2. Should the plea to the jurisdiction be sustained on the trial thereof the ruling on the traverse of service would become moot. However, Code § 79-402 also provides in part: "If a person shall reside indifferently at two or more places in this State, such person shall have the privilege of electing which shall be his domicile, and if such election shall be made notorious, the place of his choice shall be his domicile. If no such election shall be made, or if made is not generally known among *284 those with whom he transacts business in this State, third persons may treat either one of such places as his domicile, and it shall be so held; and in all such cases a person who shall habitually reside a portion of the year in one county and another portion in another shall be deemed a resident of both, so far as to subject him to suits in either for contracts made or torts committed in such county." Should it appear on a trial of the issue that the defendant's position falls within either of these categories, then a suit might proceed in DeKalb County regardless of whether or not a suit instituted in Fulton County might also be prosecuted on the same cause of action. We will accordingly deal with both types of service which were attempted in this case.

(a) The return of service on the original process is as follows: "Georgia, DeKalb County: I have this day served the defendant, C. O. Bell, by leaving a copy of the within writ and process at his most notorious place of abode in this county. This Aug. 5, 1958. Wm. C. Broome, Deputy Sheriff." The traverse joins Mr. Broome, the deputy sheriff who made the service, and also the Sheriff of DeKalb County as parties and alleges that the return of service is untrue in that at said time the defendant had no place of abode within the county. An issue of fact is accordingly raised by these allegations, and it was error for the trial court to sustain the general demurrer and dismiss the traverse. Even though one be legally domiciled within the county, so that, had he been personally served therein the service would be good, notorious service by leaving a copy of the process at a house which the defendant has sold and from which he and his family have moved would not be sufficient, since such house would no longer be the habitation of the defendant. Fincher & Womble v. Hanson, 12 Ga. App. 608, 611 (77 S. E. 1068). That the contrary would be true if the family had not in fact completely left the house with their belongings, see, however, Sindall v. H. C. Thacker & Co., 56 Ga. 51(3).

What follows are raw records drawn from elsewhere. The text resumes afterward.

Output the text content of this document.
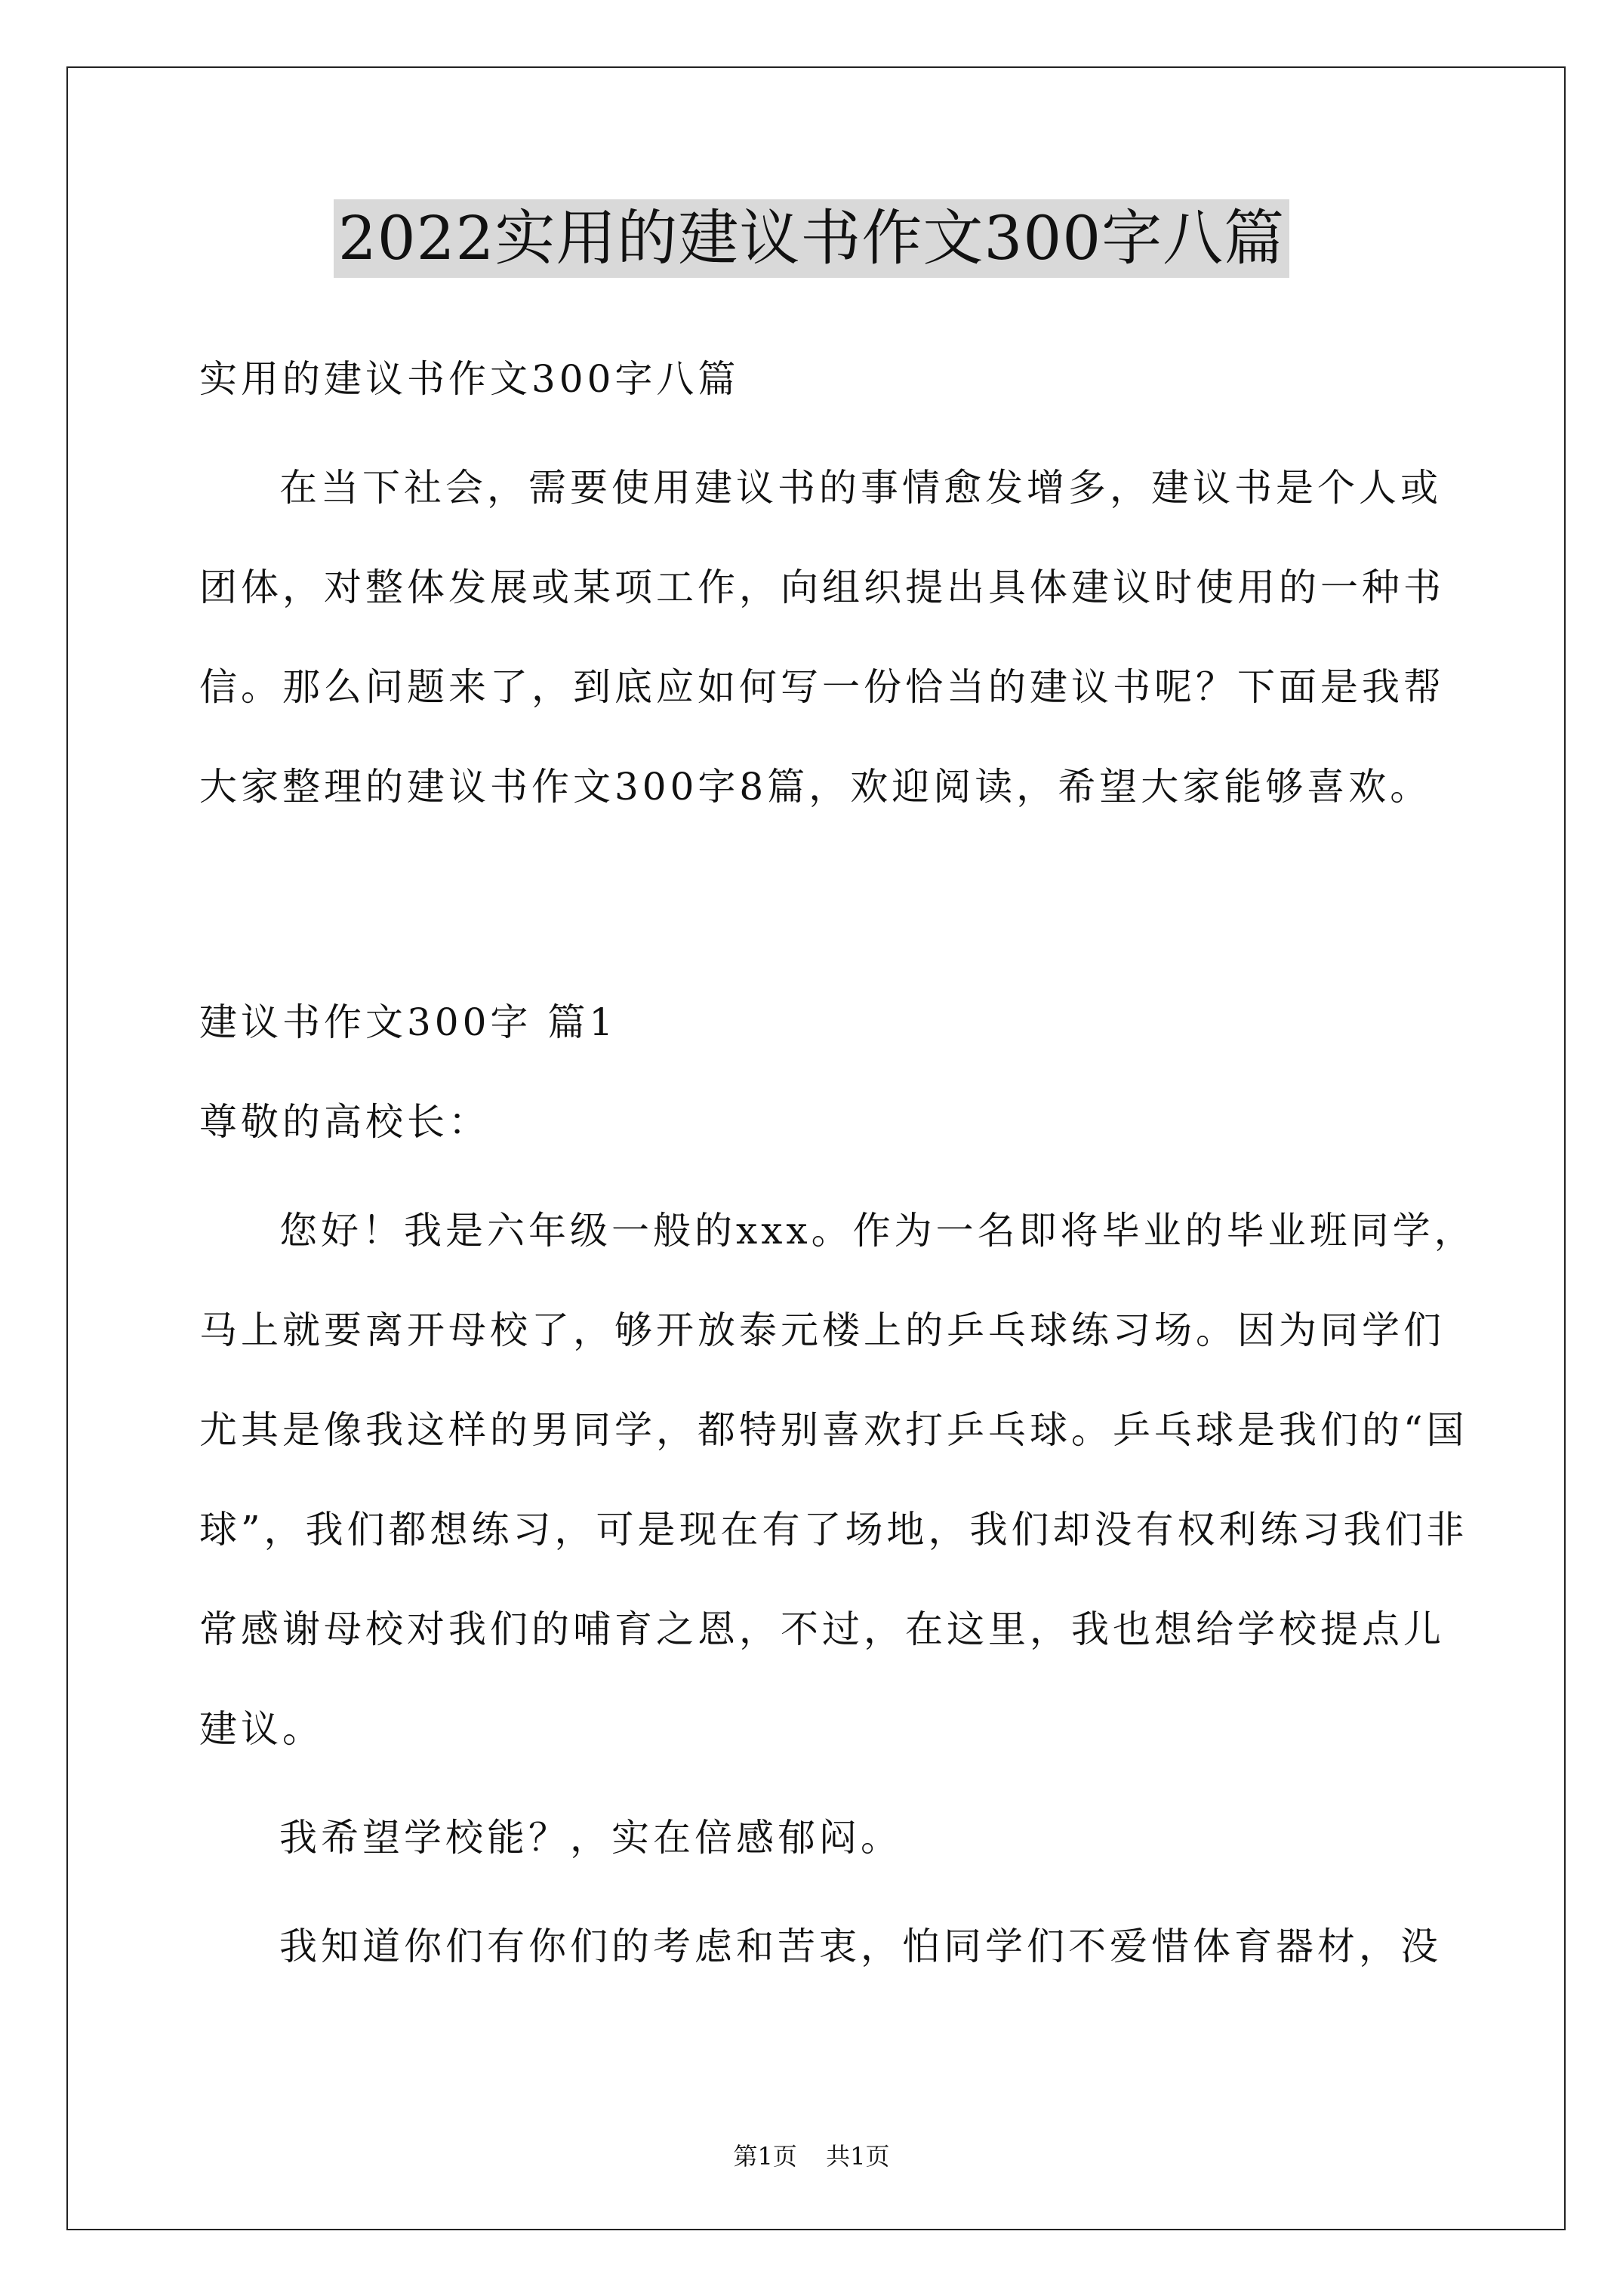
2022实用的建议书作文300字八篇
实用的建议书作文300字八篇
在当下社会，需要使用建议书的事情愈发增多，建议书是个人或
团体，对整体发展或某项工作，向组织提出具体建议时使用的一种书
信。那么问题来了，到底应如何写一份恰当的建议书呢？下面是我帮
大家整理的建议书作文300字8篇，欢迎阅读，希望大家能够喜欢。
建议书作文300字 篇1
尊敬的高校长：
您好！我是六年级一般的xxx。作为一名即将毕业的毕业班同学，
马上就要离开母校了，够开放泰元楼上的乒乓球练习场。因为同学们
尤其是像我这样的男同学，都特别喜欢打乒乓球。乒乓球是我们的“国
球”，我们都想练习，可是现在有了场地，我们却没有权利练习我们非
常感谢母校对我们的哺育之恩，不过，在这里，我也想给学校提点儿
建议。
我希望学校能？，实在倍感郁闷。
我知道你们有你们的考虑和苦衷，怕同学们不爱惜体育器材，没
第1页 共1页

(b) There was personal service upon the defendant in Fulton County by a Sheriff of Fulton County who made his return upon a second original and returned it to the Superior Court of DeKalb County. The timely written motion to vacate this order *285 of service was improperly denied by the trial court for the reason that the service is, on its face, void. While under the Act of 1945 (Ga. L. 1945, p. 147; Code § 81-221) the sheriff of the county in which the suit is pending may serve a resident defendant in any county in the State, under Code § 81-215 the sheriff of a county other than the county in which the suit is pending may serve such defendant only if the defendant is a nonresident of the county in which the suit is pending. While the case of American Fidelity &c. Co. v. Farmer, 77 Ga. App. 166 (48 S. E. 2d 122) contains language indicating that service by the sheriff of the county where the defendant is found is sufficient, this is true only when the defendant is a nonresident of the State, as it was in that case.

The trial court erred in sustaining the demurrers to the defendant's special pleas and dismissing them.

Judgment reversed. Townsend and Carlisle, JJ., concur.